The quiet young husband, Sayed, and his wife, Fatima, had three young children aged between 6 months and five years old. They had came at the end of the afternoon, when there were fewer people around; Sayed shyly admitted they felt uncomfortable asking for help, but having left Afghanistan with only the clothes they we wearing, they found they had little choice. It made me realise once more how vital it is to make our distributions calm, discreet and dignified.
Sayed had worked with the British army in Afghanistan for ten years. As soon as the Taliban entered Kabul, Fatima said, they had received an email from the army telling them they were in danger, but they didn’t need telling.
As someone working with the British forces Sayed knew he was was a target for the Taliban – he had had too many friends and colleagues murdered to think otherwise. “Someone would disappear for two or three days, and you would know what had happened,” he told me. “Then you hear their body has been tossed out of moving car and left on the street. That’s how it is.”
They didn’t have time to wait for a plane, but immediately left their home and, secretly and in hiding, moved to a friend’s house. The next day, they moved again, and the next day the same thing; on and on for seven days, mum, dad and children being spirited around the city. They heard that men from the Taliban had ransacked their home, stolen their car, and were on the hunt for them; they desperately hoped the Taliban wouldn’t find and question members of Sayed’s family.
“I am thankful we escaped,” Sayed said, glancing at his wife. “But those last days in Kabul will stay with my family forever.”
I noticed faint grimaces on both of their faces, and no wonder. I have a young family myself ,and sometimes complain about how “stressful” it is getting them all in the car to go out. I can’t imagine how I’d cope with moving them from house to house while in fear for all our lives.
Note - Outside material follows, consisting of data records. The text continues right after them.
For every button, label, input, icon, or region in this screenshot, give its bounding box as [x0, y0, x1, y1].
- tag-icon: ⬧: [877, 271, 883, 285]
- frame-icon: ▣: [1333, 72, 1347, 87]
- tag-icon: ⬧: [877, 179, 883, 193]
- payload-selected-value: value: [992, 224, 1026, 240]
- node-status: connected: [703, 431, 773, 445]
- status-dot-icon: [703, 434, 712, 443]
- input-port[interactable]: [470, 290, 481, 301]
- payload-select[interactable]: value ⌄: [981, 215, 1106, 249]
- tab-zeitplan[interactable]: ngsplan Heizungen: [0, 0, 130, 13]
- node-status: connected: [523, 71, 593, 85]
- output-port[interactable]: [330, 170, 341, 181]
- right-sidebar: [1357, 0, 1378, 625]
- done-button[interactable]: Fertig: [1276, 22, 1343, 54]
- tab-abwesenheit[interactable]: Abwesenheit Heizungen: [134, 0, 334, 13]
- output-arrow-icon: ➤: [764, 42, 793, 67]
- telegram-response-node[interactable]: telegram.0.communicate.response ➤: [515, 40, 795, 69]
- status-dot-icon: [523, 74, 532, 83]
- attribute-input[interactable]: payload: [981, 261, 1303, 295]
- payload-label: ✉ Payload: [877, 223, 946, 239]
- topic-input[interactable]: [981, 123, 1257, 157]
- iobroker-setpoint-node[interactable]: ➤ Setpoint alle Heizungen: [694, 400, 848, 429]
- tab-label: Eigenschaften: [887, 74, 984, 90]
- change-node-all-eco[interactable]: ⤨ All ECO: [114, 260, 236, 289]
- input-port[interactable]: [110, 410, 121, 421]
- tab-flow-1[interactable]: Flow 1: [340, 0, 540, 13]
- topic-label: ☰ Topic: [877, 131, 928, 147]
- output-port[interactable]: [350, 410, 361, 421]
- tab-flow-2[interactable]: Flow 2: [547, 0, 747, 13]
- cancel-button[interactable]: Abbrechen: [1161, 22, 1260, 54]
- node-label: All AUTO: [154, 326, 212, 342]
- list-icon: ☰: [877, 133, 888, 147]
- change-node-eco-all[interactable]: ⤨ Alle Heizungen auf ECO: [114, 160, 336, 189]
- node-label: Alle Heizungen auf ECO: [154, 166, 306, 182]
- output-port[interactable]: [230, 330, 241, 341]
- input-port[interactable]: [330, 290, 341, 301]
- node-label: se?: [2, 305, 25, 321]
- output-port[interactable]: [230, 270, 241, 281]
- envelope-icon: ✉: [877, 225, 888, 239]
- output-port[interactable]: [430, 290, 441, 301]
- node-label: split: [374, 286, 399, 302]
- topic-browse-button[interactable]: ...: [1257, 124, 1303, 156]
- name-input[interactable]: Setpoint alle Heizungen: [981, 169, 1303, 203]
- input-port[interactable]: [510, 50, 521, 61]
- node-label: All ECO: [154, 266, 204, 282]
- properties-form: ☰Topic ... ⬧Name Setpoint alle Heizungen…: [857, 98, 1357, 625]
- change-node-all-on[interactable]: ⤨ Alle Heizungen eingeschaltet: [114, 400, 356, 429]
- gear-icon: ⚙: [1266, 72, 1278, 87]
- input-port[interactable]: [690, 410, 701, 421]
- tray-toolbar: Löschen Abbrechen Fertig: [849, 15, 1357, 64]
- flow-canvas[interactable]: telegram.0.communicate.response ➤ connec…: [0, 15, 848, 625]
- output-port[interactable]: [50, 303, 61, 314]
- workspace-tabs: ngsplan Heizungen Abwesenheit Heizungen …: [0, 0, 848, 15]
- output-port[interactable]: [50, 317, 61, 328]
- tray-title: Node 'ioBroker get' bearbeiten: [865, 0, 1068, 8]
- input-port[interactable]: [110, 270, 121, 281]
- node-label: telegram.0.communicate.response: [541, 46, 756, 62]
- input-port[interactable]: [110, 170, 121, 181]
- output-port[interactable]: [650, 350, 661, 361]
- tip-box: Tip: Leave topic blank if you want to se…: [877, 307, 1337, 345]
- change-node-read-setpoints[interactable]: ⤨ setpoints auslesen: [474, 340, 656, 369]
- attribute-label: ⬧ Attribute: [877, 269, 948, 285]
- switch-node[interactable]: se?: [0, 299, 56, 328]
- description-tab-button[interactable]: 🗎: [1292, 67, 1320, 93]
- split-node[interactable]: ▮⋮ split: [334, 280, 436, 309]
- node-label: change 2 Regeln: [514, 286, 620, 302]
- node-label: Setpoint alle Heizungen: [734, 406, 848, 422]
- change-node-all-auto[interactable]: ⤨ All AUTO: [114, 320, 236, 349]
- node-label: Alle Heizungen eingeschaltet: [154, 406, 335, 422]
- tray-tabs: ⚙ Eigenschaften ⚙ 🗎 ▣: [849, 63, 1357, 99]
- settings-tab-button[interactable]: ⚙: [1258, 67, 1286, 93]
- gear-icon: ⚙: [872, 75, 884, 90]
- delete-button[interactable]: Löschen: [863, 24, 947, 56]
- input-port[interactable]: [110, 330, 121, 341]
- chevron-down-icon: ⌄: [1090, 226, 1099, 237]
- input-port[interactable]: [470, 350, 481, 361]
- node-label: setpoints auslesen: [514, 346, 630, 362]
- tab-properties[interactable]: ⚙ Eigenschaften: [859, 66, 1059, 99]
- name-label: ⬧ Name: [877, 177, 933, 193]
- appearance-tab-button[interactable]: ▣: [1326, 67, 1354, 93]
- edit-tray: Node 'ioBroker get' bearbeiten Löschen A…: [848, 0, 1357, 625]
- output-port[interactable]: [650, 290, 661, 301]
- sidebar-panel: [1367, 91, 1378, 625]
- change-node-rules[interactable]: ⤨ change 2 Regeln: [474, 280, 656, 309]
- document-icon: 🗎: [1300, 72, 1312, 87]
And yet this couple that had been so brave, and that had been through so much, now stood in a community centre feeling they were taking too much by accepting help. It was utterly, utterly heartbreaking.
Eventually, they told me, they heard there was a flight they could get on, and they all went to the airport, where they waited anxiously for hours in the sweltering heat and noise. it was terrifying; at one point, Fatima remembers, there was panic because some of the Taliban broke into the airport. At last they were flown to Dubai, and then to London. They said they were grateful because they had been given food; I thought that after ten years service risking your life, a hot meal was the very least they deserved.
The family are now living in a city centre hotel with about 1,000 other Afghans. The conditions were not so bad, they said, although they had been short of clothes for the children. Their biggest worries now were for their families back in Afghanistan, because they know the Taliban had been back searching their home for clues as to Sayed’s whereabouts.
And they were uncertain and apprehensive about the future. While they expected to be moved on and housed, they had had getting little information about what was going to happen to them, and so were here in a strange country, unaware of what strange town or city they might end up in. I know it’s a big operation, but surely the so-called Operation Warm Welcome could stretch to some basic communication with our guests?
I really, really hoped that the government does not now make a crisis out of a drama by leaving in limbo people whose mental health has taken such a battering. But as things are, it’s essential that as compassionate people, we all do what we can to support people like Sayed, Fatima and their family.